I tend to agree, too, with Price's analysis of Canada's role in the West, in that Canadian elites were (and are) active participants in constructing liberal empire in Asia and elsewhere and not hapless pawns of the United States. He argues not only that "the Canadian government played a supporting role in the emerging global order in which US power would predominate" but also that "it actively encouraged the United States to take on this role, and that it did so due to the values shared by the men in the foreign policy establishment of both countries -- values that reflected ideas about race and empire" (304). He shows numerous instance in the post-Second World War years when Canadian officials -- including that oft-worshipped saint of smug Canadian liberals, Lester Pearson -- had not only the inclination but also the space to take a moderately different position on some question than the U.S., but they chose not too, not because of Amur'can intimidation but because they realized it was in Canadian elite interest to do so.

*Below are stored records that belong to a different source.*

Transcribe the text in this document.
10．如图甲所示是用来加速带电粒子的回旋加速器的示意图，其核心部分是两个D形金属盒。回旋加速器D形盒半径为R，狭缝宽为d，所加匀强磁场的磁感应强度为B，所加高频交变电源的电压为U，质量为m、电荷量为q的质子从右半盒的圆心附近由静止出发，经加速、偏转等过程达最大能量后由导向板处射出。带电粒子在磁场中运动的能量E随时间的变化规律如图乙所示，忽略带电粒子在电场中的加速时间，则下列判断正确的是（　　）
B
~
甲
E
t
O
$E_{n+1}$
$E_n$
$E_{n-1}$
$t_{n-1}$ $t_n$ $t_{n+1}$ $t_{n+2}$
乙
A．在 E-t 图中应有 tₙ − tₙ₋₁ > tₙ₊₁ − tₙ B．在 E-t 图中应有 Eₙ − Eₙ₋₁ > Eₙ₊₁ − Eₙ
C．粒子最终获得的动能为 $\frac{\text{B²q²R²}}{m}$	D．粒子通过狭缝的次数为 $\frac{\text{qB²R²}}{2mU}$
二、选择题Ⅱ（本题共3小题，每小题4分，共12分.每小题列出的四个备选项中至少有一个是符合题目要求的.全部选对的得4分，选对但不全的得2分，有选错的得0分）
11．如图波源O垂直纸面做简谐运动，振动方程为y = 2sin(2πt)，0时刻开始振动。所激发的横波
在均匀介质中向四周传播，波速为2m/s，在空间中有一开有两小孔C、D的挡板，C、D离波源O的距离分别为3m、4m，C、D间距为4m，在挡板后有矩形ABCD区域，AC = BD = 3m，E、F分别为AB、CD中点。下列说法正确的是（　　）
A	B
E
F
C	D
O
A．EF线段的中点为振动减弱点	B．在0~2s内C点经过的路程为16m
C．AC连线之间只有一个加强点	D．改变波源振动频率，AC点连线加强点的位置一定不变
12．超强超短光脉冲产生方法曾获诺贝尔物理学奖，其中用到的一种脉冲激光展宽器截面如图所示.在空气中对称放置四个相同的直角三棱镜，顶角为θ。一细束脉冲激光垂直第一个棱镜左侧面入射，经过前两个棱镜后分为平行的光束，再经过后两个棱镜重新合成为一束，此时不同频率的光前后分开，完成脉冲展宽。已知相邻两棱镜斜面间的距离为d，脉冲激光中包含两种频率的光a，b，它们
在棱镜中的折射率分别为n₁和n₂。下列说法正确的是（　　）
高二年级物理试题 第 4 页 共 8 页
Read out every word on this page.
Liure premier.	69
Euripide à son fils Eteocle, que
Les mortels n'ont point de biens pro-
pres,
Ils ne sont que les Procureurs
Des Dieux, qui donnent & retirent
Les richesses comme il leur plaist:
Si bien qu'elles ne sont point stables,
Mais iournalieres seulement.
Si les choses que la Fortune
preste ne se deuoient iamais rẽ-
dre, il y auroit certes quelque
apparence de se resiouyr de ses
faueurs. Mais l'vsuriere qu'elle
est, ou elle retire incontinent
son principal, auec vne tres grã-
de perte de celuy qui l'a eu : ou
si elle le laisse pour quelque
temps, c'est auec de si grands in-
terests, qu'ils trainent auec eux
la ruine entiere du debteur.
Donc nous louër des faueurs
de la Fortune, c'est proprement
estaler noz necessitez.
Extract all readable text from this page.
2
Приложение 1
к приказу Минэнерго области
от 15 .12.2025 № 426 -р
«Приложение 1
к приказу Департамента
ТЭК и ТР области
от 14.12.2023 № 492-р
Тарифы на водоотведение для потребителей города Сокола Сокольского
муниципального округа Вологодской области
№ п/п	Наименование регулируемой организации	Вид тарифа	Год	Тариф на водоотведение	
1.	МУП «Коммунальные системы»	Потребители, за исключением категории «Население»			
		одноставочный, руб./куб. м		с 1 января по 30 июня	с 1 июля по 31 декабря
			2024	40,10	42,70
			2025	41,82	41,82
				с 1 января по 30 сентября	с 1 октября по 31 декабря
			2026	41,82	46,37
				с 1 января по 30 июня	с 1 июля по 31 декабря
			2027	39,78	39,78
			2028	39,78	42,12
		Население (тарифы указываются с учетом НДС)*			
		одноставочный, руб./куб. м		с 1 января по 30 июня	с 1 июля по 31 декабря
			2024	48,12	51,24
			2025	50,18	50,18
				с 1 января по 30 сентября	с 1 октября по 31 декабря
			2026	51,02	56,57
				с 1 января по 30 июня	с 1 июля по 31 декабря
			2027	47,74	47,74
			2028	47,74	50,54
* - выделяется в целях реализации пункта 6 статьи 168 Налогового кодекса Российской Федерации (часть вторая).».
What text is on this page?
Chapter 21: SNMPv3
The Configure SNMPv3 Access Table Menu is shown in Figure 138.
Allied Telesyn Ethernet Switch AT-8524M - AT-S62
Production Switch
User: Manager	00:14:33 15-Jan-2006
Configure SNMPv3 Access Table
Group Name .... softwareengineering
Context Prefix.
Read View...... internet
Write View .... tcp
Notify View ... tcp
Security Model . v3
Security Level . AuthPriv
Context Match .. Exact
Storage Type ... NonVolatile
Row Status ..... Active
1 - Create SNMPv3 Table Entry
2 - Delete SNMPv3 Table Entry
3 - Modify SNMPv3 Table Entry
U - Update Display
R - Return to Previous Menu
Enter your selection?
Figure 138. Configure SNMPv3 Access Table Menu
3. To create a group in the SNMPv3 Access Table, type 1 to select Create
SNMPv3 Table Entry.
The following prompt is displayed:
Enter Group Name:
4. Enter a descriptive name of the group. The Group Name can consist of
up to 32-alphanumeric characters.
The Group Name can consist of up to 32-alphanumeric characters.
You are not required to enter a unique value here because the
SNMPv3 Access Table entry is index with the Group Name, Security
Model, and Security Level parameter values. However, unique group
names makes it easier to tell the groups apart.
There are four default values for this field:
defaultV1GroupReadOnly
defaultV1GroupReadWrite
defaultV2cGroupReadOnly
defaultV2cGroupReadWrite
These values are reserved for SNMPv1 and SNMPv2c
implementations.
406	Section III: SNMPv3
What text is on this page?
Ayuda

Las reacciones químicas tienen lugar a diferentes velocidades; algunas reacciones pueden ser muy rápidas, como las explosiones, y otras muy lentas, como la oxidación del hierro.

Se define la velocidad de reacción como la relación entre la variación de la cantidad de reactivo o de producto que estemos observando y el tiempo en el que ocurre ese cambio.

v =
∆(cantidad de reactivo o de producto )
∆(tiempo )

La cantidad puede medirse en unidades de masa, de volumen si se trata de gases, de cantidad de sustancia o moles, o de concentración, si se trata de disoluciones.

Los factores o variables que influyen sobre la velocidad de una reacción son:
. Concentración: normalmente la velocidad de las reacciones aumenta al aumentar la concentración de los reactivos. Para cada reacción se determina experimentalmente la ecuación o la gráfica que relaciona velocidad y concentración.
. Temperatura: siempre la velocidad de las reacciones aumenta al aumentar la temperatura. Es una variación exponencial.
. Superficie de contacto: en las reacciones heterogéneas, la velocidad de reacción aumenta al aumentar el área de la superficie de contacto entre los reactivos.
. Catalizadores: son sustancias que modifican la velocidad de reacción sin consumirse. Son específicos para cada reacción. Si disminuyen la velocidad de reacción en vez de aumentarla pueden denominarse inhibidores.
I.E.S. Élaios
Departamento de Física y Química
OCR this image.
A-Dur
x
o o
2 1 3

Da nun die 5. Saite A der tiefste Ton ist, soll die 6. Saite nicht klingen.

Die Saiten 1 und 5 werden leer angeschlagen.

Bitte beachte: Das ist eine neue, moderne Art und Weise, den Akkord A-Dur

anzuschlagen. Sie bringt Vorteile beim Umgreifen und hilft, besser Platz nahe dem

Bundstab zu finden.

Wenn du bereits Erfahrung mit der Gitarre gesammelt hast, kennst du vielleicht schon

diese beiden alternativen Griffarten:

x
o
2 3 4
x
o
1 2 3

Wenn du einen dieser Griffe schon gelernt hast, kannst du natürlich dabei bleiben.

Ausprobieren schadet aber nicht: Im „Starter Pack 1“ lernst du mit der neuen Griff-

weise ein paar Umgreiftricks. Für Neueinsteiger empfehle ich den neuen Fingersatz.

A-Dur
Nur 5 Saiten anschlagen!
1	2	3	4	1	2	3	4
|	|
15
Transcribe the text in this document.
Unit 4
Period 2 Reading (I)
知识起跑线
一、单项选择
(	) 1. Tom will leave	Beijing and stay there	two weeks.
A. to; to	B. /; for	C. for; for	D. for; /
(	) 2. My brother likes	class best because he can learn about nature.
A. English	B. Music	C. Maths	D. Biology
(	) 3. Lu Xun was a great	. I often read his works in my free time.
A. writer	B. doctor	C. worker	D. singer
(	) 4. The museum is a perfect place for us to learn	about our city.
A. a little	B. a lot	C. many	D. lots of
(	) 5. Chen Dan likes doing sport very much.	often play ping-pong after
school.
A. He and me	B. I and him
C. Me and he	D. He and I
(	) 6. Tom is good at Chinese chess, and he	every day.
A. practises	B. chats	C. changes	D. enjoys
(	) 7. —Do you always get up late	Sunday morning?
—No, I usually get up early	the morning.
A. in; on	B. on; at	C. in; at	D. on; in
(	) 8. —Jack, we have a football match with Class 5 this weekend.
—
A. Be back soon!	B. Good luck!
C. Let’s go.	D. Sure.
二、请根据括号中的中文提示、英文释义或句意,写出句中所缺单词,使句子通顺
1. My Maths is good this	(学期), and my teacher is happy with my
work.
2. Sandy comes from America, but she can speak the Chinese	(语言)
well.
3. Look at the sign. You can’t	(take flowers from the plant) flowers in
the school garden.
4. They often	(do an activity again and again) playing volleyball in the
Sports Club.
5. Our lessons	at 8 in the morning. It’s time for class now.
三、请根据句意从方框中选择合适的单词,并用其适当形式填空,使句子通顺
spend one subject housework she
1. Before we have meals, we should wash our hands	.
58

While I think the scope, the dynamism, and the engagement with critical race theory are exciting aspects of this work, I hope that they are taken up as just a starting point for developing new ways of producing historical knowledge. For all of these interesting things, much of the core of the book remains lodged in what I think would be labelled as "diplomatic history." That can certainly be one interesting window into what states were doing in a given period, but I wonder if more could be done to escape the smothering grip of the state-centric standpoint of ruling regimes in which such diplomatic and policy discourse is firmly entrenched. What is being assumed and reified in this approach that could be re-read in a more critical light if it were put in dialogue with some other approach, some other archive? I'm not sure, and it is certainly beyond my competency to even speculate. But I hope that others with the right expertise build on the theoretical explorations begun in this book. Also, how could considerations of gender be integrated into such work?

A final note closest to my own interests was the glimpse this book provides of struggle based in Asian-Canadian communities around questions of racism and empire, particularly in the '20s, '30s, and '40s. Other than some of the responses to Japanese-Canadian internment and deportation in the '40s, I had seen little mention of any of this before, and I want to know more.

Anyway, this is important work, and worth reading.